Although he described himself as Jewish, he was born to a family of Sicilian refugees, who eventually settled in Whitechapel, in the East End of London. During World War II he served in the Royal Army Ordnance Corps, before becoming a scriptwriter for Stars in Battledess.

At the end of the war he founded the entertainment magazine Band Wagon,[1] with Norman Kark. He adopted a number of pseudonyms, including Sidney Vauncez (the Yiddish word for moustache), CV Curtis, and Peter Simon for his writing.

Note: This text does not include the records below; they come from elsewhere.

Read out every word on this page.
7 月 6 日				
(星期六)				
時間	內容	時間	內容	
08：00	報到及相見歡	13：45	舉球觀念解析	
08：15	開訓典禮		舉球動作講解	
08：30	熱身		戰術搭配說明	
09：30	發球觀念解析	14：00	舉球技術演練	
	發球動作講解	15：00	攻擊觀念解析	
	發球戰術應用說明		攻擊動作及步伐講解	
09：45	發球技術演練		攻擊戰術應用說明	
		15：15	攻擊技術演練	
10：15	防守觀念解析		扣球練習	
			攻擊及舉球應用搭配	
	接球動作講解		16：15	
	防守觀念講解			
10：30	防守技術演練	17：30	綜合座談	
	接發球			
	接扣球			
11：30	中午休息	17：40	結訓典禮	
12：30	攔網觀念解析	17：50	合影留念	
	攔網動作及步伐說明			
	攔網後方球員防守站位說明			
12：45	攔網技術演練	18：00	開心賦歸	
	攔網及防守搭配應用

He founded the Weekly Sporting Review, which collapsed when sued for libel by the managers of Tommy Steele; and then Record Mirror with Benny Green.

Simon Blumenfeld died at Barnet General Hospital at the age of 97, on 13 April 2005. Blumenfeld continued writing up until his death, and appeared in the Guinness Book of Records, as the 'World's Oldest Columnist'. He was cremated at Golders Green Crematorium, where a memorial plaque remains in the 'communist corner'.

Works

Novels

  • Jew Boy - published in the US as The Iron Garden (1932) [reprinted: Lawrence and Wishart, 1986; London Books, 2011]
  • Phineas Kahn: Portrait of an Immigrant (1937) [reprinted by Lawrence and Wishart, 1987, with an introduction by Steven Berkoff]
  • Doctor of the Lost (1938) [reprinted by London Books, 2013, with an introduction by Paolo Hewitt]
  • They Won't Let You Live (1939)
  • The Catalones Bandit (1947) [as pseudonym Huck Messer (Yiddish: carving knife)]

Plays

  • The Battle of Cable Street (1987)

Editor and columnist

Notes

  1. Named for the radio show Band Waggon.